There's no doubt where the 20.2MP Canon EOS 6D is aimed. With some professional features stripped, you're left with a camera finely tuned to the needs of the enthusiast.
The full frame sensor captures images that are rich in colour and tone, with JPEGs direct from camera needing only a slight tweak, if any, before they look their best.
Raw files contain plenty of detail and a wide dynamic range that enables you to pull back highlights and shadows with minimal introduction of noise, even when using higher sensitivity settings.
Although focus speeds can't match those of the Canon EOS 7D, they are by no means sluggish, with the centre point AF locking on to a target and finding focus with good accuracy even in low light conditions, especially when a top notch L series lens is used.
Outside of the centre point, AF is by no means slow, and although grouped relatively tightly around the centre of the frame, there's still a good amount of flexibility.
The Canon EOS 6D's full frame sensor gives you lots of control over depth of field, and captures plenty of detail. Canon also has a good understanding of what people like about photographs, and as a result the Canon 6D produces images with pleasing colour and contrast.
Canon's EOS Remote app is also excellent, affording a high level of control over the camera via its built-in Wi-Fi system.
We would have loved Canon to have given the EOS 6D an articulated screen for more convenient shooting from a range of angles, but perhaps this would have pushed the price a bit too high for comfort and, of course, smartphone users have the option to use their phone as a remote viewfinder.
As we have said before, it would be nice to be able to customise the weighting that the iFCL metering system gives to the brightness of the subject under the active AF point, because in high-contrast lighting conditions this can have a significant impact on the image.

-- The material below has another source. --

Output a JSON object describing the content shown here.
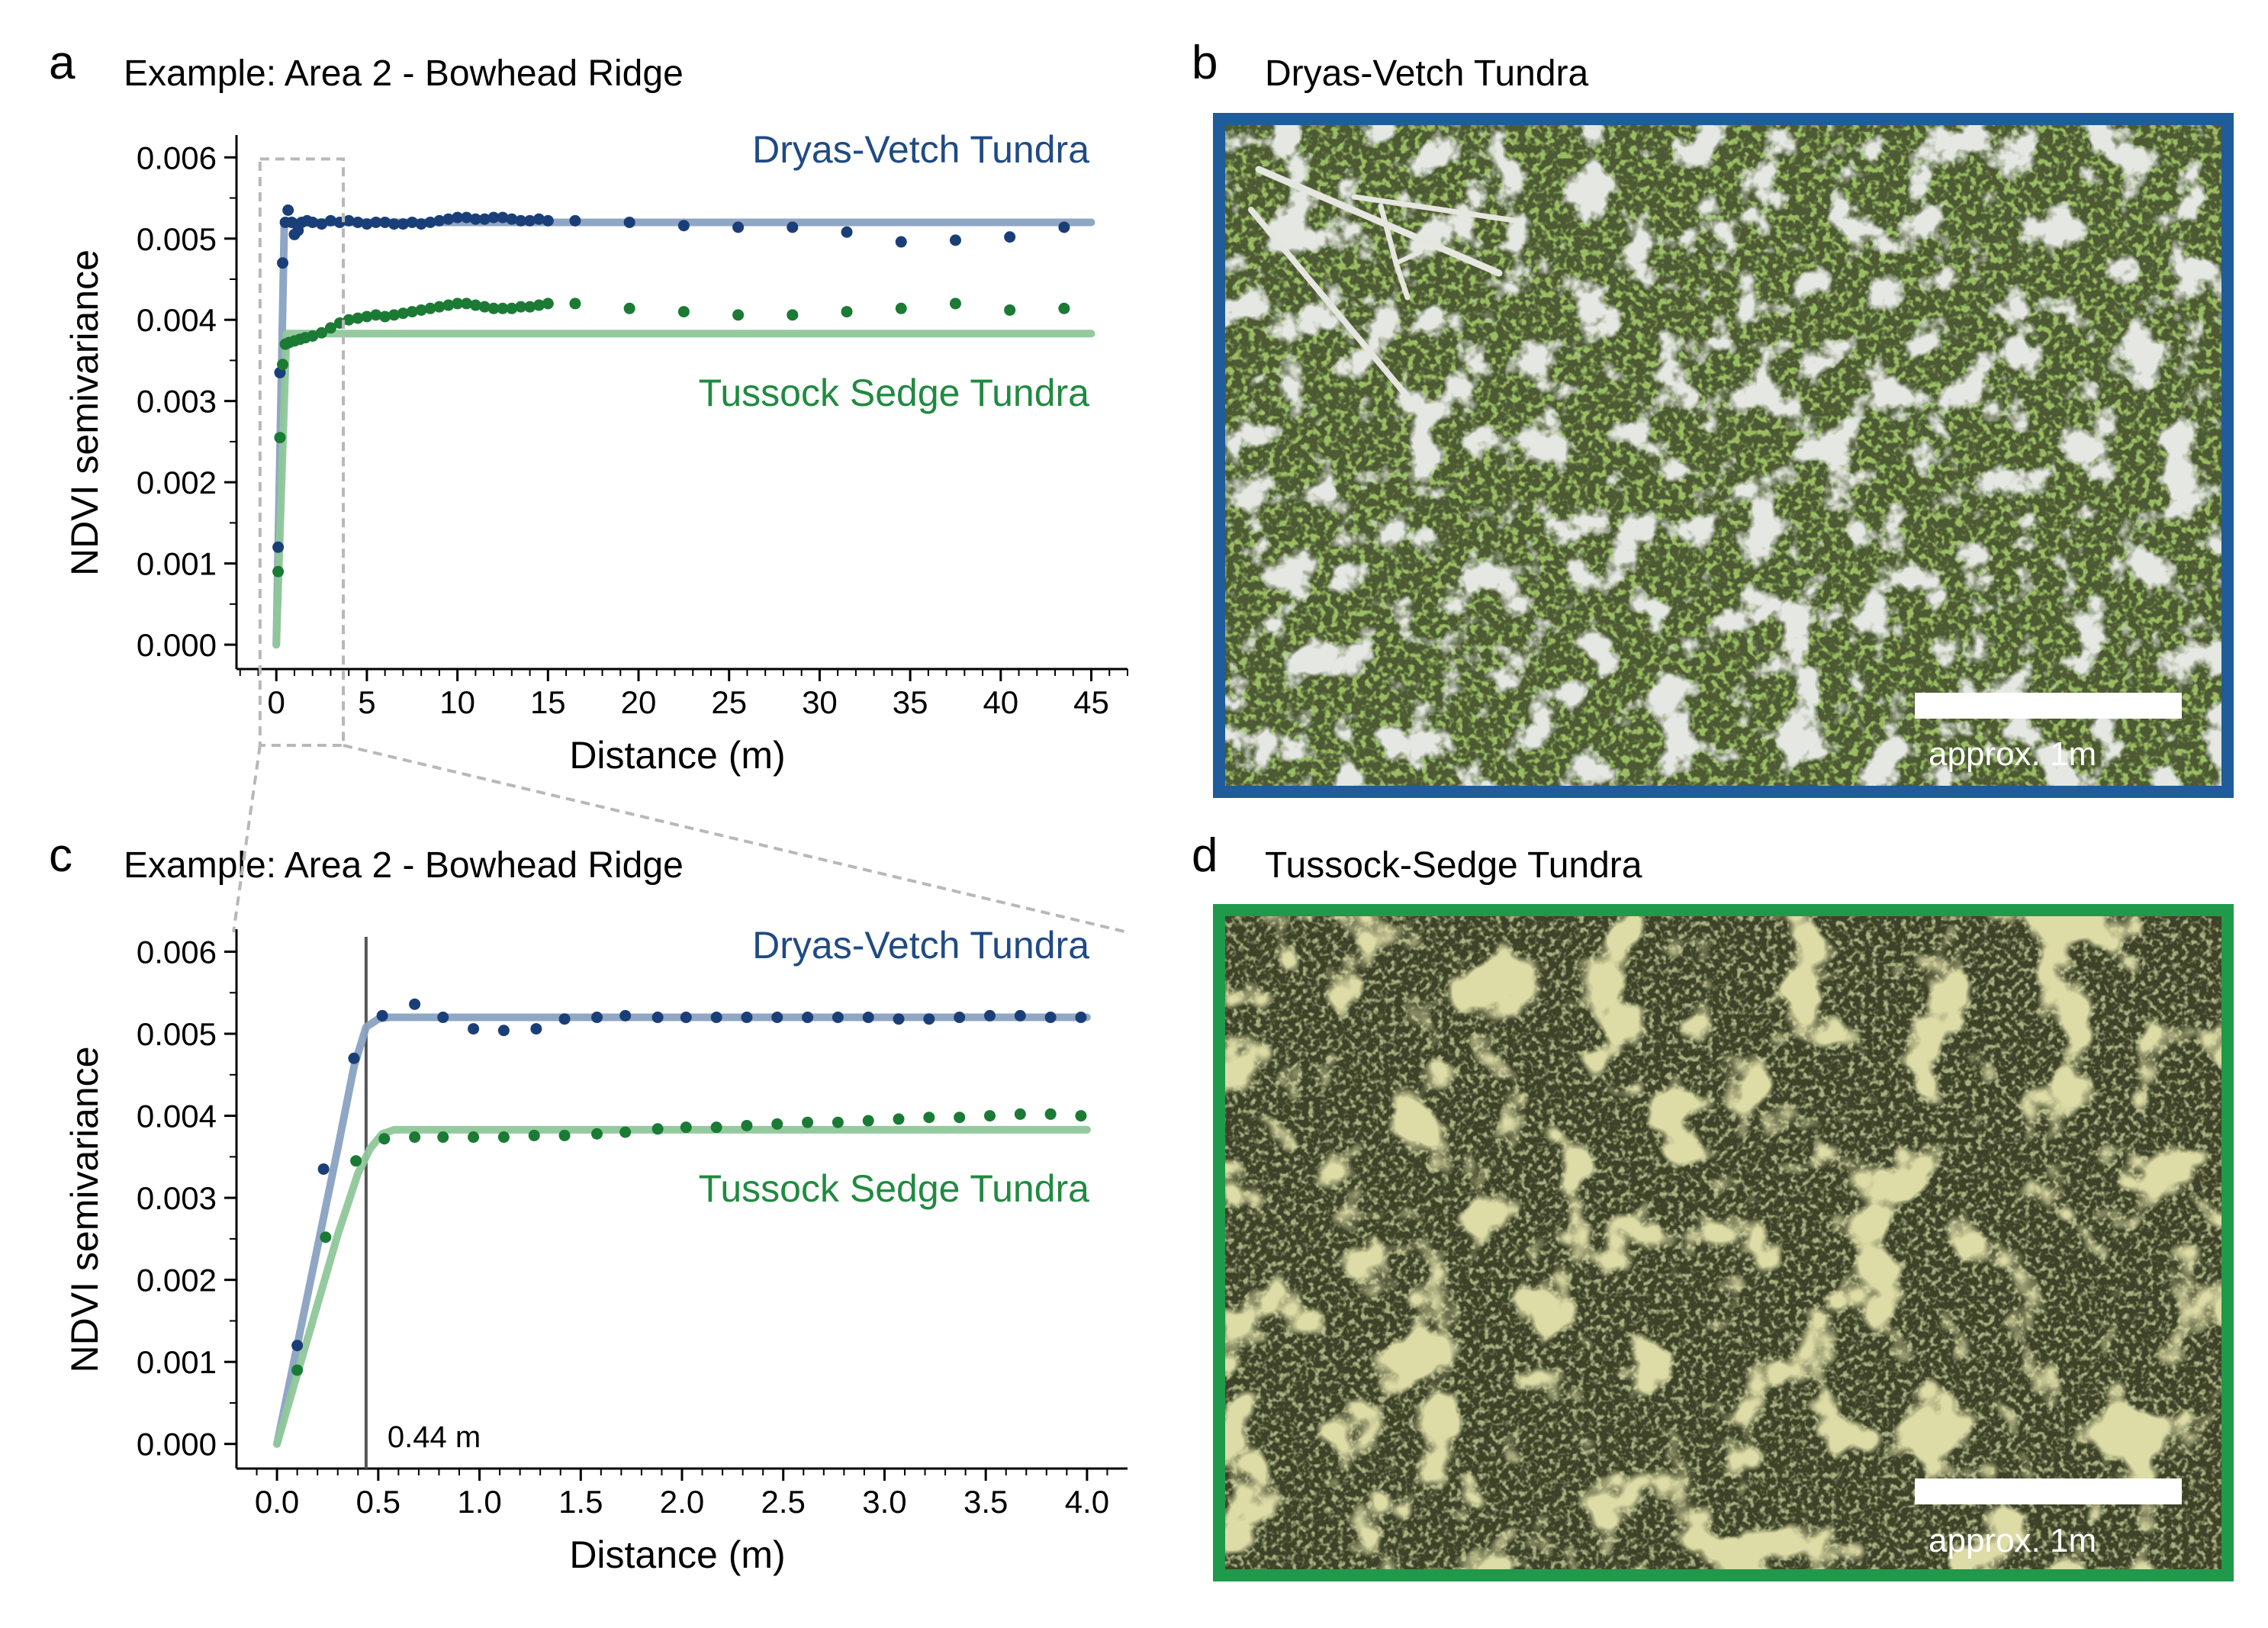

In some instances it appears to work more like centre-weighted metering than evaluative.
All things considered, the Canon EOS 6D is an excellent choice for the enthusiast and club photographer looking for a full-frame DSLR. These users will find that they have just about everything they need, and a bit more besides.
It may take them a while to get to grips with the subtleties of the camera's AF system, and they will have to remember some of the basics of metering when using the iFCL evaluative system in high contrast conditions, but they will appreciate the end results.